UPDATE: It turned out I had an issue with my ports in Docker. Not sure why that fixed this phenomenon.
I believe I have come across a strange error. I am using the Sarama library and am able to create a consumer successfully.
func main() {
config = sarama.NewConfig()
config.ClientID = "go-kafka-consumer"
config.Consumer.Return.Errors = true
// Create new consumer
master, err := sarama.NewConsumer("localhost:9092", config)
if err != nil {
panic(err)
}
defer func() {
if err := master.Close(); err != nil {
panic(err)
}
}()
partitionConsumer, err := master.ConsumePartition("myTopic",0,
sarama.OffsetOldest)
if err != nil {
panic(err)
}
}
As soon as I break this code up and move outside the main routine, I run into the error:
kafka: client has run out of available brokers to talk to (Is your cluster reachable?)
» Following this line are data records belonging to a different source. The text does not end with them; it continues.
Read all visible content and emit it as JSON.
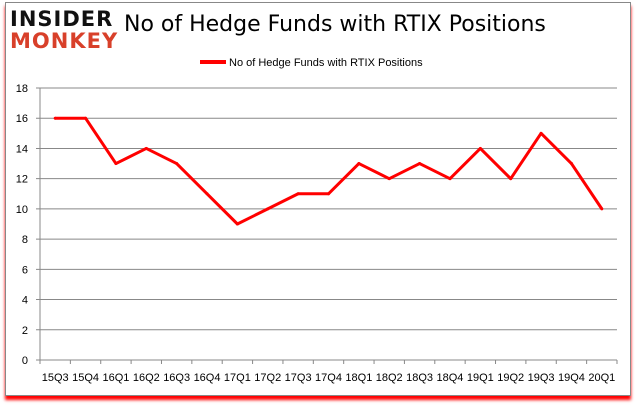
{
  "logo": {
    "line1": "INSIDER",
    "line2": "MONKEY"
  },
  "chart_data": {
    "type": "line",
    "title": "No of Hedge Funds with RTIX Positions",
    "xlabel": "",
    "ylabel": "",
    "categories": [
      "15Q3",
      "15Q4",
      "16Q1",
      "16Q2",
      "16Q3",
      "16Q4",
      "17Q1",
      "17Q2",
      "17Q3",
      "17Q4",
      "18Q1",
      "18Q2",
      "18Q3",
      "18Q4",
      "19Q1",
      "19Q2",
      "19Q3",
      "19Q4",
      "20Q1"
    ],
    "series": [
      {
        "name": "No of Hedge Funds with RTIX Positions",
        "color": "#ff0000",
        "values": [
          16,
          16,
          13,
          14,
          13,
          11,
          9,
          10,
          11,
          11,
          13,
          12,
          13,
          12,
          14,
          12,
          15,
          13,
          10
        ]
      }
    ],
    "ylim": [
      0,
      18
    ],
    "yticks": [
      0,
      2,
      4,
      6,
      8,
      10,
      12,
      14,
      16,
      18
    ],
    "grid": true,
    "legend": "top"
  }
}
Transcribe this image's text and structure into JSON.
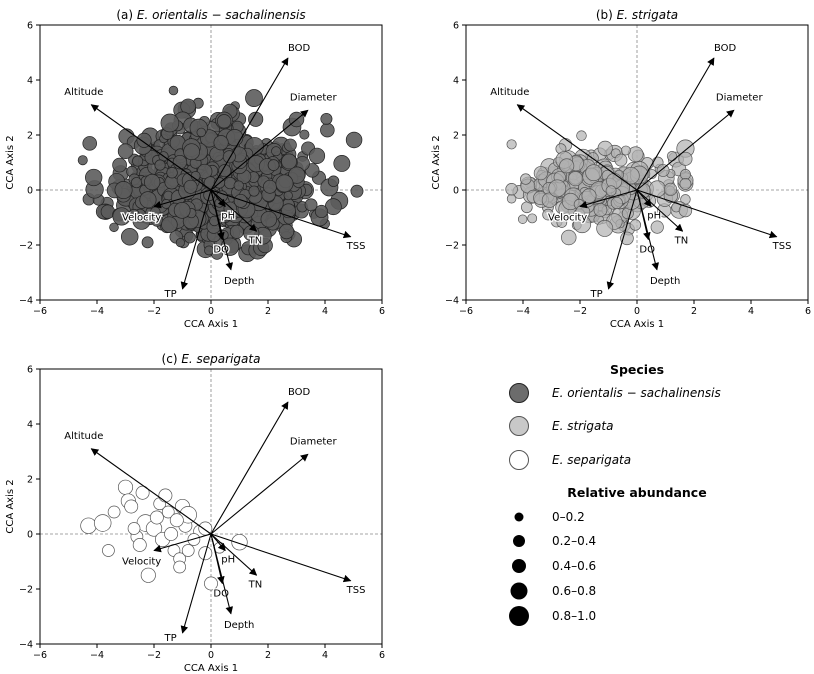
{
  "chart_data": [
    {
      "type": "scatter",
      "title_prefix": "(a) ",
      "title_species": "E. orientalis − sachalinensis",
      "xlabel": "CCA Axis 1",
      "ylabel": "CCA Axis 2",
      "xlim": [
        -6,
        6
      ],
      "ylim": [
        -4,
        6
      ],
      "xticks": [
        -6,
        -4,
        -2,
        0,
        2,
        4,
        6
      ],
      "yticks": [
        -4,
        -2,
        0,
        2,
        4,
        6
      ],
      "series_ref": 0,
      "point_count": 1100,
      "spread_x": [
        -4.5,
        5.5
      ],
      "spread_y": [
        -2.6,
        3.8
      ]
    },
    {
      "type": "scatter",
      "title_prefix": "(b) ",
      "title_species": "E. strigata",
      "xlabel": "CCA Axis 1",
      "ylabel": "CCA Axis 2",
      "xlim": [
        -6,
        6
      ],
      "ylim": [
        -4,
        6
      ],
      "xticks": [
        -6,
        -4,
        -2,
        0,
        2,
        4,
        6
      ],
      "yticks": [
        -4,
        -2,
        0,
        2,
        4,
        6
      ],
      "series_ref": 1,
      "point_count": 300,
      "spread_x": [
        -4.4,
        1.7
      ],
      "spread_y": [
        -2.1,
        2.3
      ]
    },
    {
      "type": "scatter",
      "title_prefix": "(c) ",
      "title_species": "E. separigata",
      "xlabel": "CCA Axis 1",
      "ylabel": "CCA Axis 2",
      "xlim": [
        -6,
        6
      ],
      "ylim": [
        -4,
        6
      ],
      "xticks": [
        -6,
        -4,
        -2,
        0,
        2,
        4,
        6
      ],
      "yticks": [
        -4,
        -2,
        0,
        2,
        4,
        6
      ],
      "series_ref": 2,
      "points": [
        [
          -4.3,
          0.3,
          0.8
        ],
        [
          -3.8,
          0.4,
          0.9
        ],
        [
          -3.6,
          -0.6,
          0.5
        ],
        [
          -3.4,
          0.8,
          0.5
        ],
        [
          -3.0,
          1.7,
          0.7
        ],
        [
          -2.9,
          1.2,
          0.7
        ],
        [
          -2.8,
          1.0,
          0.6
        ],
        [
          -2.6,
          -0.1,
          0.5
        ],
        [
          -2.4,
          1.5,
          0.6
        ],
        [
          -2.3,
          0.4,
          0.9
        ],
        [
          -2.2,
          -1.5,
          0.7
        ],
        [
          -2.0,
          0.2,
          0.8
        ],
        [
          -1.9,
          0.6,
          0.6
        ],
        [
          -1.8,
          1.1,
          0.5
        ],
        [
          -1.7,
          -0.2,
          0.7
        ],
        [
          -1.6,
          1.4,
          0.6
        ],
        [
          -1.5,
          0.8,
          0.5
        ],
        [
          -1.4,
          0.0,
          0.6
        ],
        [
          -1.3,
          -0.6,
          0.5
        ],
        [
          -1.1,
          -0.9,
          0.5
        ],
        [
          -1.0,
          1.0,
          0.7
        ],
        [
          -0.9,
          0.3,
          0.6
        ],
        [
          -0.8,
          0.7,
          0.9
        ],
        [
          -0.8,
          -0.6,
          0.5
        ],
        [
          -1.1,
          -1.2,
          0.5
        ],
        [
          -0.4,
          0.1,
          0.5
        ],
        [
          -0.2,
          0.2,
          0.6
        ],
        [
          -0.2,
          -0.7,
          0.6
        ],
        [
          0.0,
          -1.8,
          0.6
        ],
        [
          1.0,
          -0.3,
          0.8
        ],
        [
          -2.5,
          -0.4,
          0.6
        ],
        [
          -1.2,
          0.5,
          0.6
        ],
        [
          -0.6,
          -0.2,
          0.5
        ],
        [
          0.3,
          -0.5,
          0.4
        ],
        [
          -2.7,
          0.2,
          0.5
        ]
      ]
    }
  ],
  "vectors": [
    {
      "label": "BOD",
      "x": 2.7,
      "y": 4.8
    },
    {
      "label": "Diameter",
      "x": 3.4,
      "y": 2.9
    },
    {
      "label": "Altitude",
      "x": -4.2,
      "y": 3.1
    },
    {
      "label": "Velocity",
      "x": -2.0,
      "y": -0.6
    },
    {
      "label": "pH",
      "x": 0.5,
      "y": -0.6
    },
    {
      "label": "TN",
      "x": 1.6,
      "y": -1.5
    },
    {
      "label": "DO",
      "x": 0.4,
      "y": -1.8
    },
    {
      "label": "Depth",
      "x": 0.7,
      "y": -2.9
    },
    {
      "label": "TSS",
      "x": 4.9,
      "y": -1.7
    },
    {
      "label": "TP",
      "x": -1.0,
      "y": -3.6
    }
  ],
  "legend": {
    "species_title": "Species",
    "species": [
      {
        "label": "E. orientalis − sachalinensis",
        "fill": "#5c5c5c",
        "stroke": "#222222",
        "alpha": 0.9
      },
      {
        "label": "E. strigata",
        "fill": "#b0b0b0",
        "stroke": "#555555",
        "alpha": 0.7
      },
      {
        "label": "E. separigata",
        "fill": "#ffffff",
        "stroke": "#555555",
        "alpha": 1.0
      }
    ],
    "abundance_title": "Relative abundance",
    "abundance": [
      "0–0.2",
      "0.2–0.4",
      "0.4–0.6",
      "0.6–0.8",
      "0.8–1.0"
    ]
  }
}
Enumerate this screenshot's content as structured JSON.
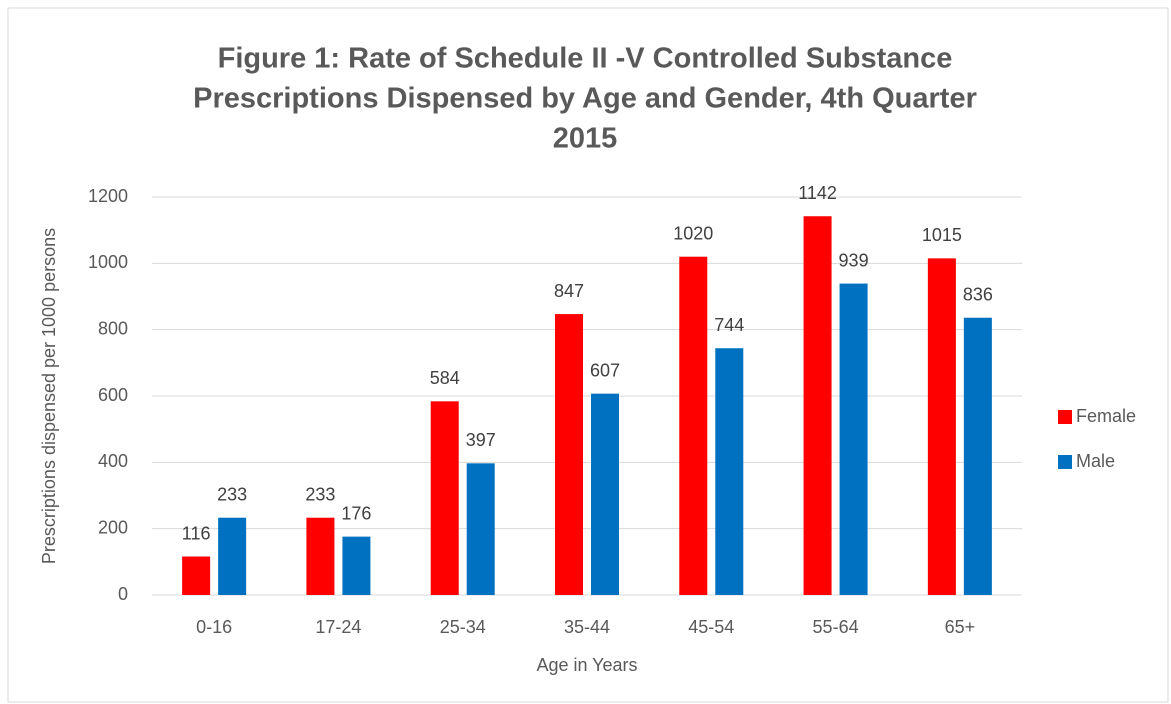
{
  "chart_data": {
    "type": "bar",
    "title": [
      "Figure 1:  Rate of Schedule II -V Controlled Substance",
      "Prescriptions Dispensed by Age and Gender, 4th Quarter",
      "2015"
    ],
    "x_label": "Age in Years",
    "y_label": "Prescriptions dispensed per 1000 persons",
    "categories": [
      "0-16",
      "17-24",
      "25-34",
      "35-44",
      "45-54",
      "55-64",
      "65+"
    ],
    "series": [
      {
        "name": "Female",
        "color": "#ff0000",
        "values": [
          116,
          233,
          584,
          847,
          1020,
          1142,
          1015
        ]
      },
      {
        "name": "Male",
        "color": "#0070c0",
        "values": [
          233,
          176,
          397,
          607,
          744,
          939,
          836
        ]
      }
    ],
    "ylim": [
      0,
      1200
    ],
    "yticks": [
      0,
      200,
      400,
      600,
      800,
      1000,
      1200
    ],
    "grid": true,
    "legend": "right"
  }
}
I have split my code up as follows: the previous main() method I have now converted into a consumer package with a method called NewConsumer() and my new main() calls NewConsumer() like so:
c := consumer.NewConsumer()
The panic statement is getting triggered in the line with sarama.NewConsumer
and prints out kafka: client has run out of available brokers to talk to (Is your cluster reachable?)
Why would breaking up my code this way trigger Sarama to fail to make the consumer? Does Sarama need to be run directly from main?
I think you create this way 2 or more consumers that get grouped into a single group (probably go-kafka-consumer
). Your Broker has a Topic with 1 Partition, so one of Group gets assigned, the other one produces this error message. If you would raise the Partitions of that Topic to 2 the error would go away.
But I think your problem is that you somehow have instantiated more consumers than before.
From Kafka in a Nutshell:
Consumers can also be organized into consumer groups for a given topic — each consumer within the group reads from a unique partition and the group as a whole consumes all messages from the entire topic. If you have more consumers than partitions then some consumers will be idle because they have no partitions to read from. If you have more partitions than consumers then consumers will receive messages from multiple partitions. If you have equal numbers of consumers and partitions, each consumer reads messages in order from exactly one partition.
They would not exactly produce an Error, so that would be an issue with Sarama.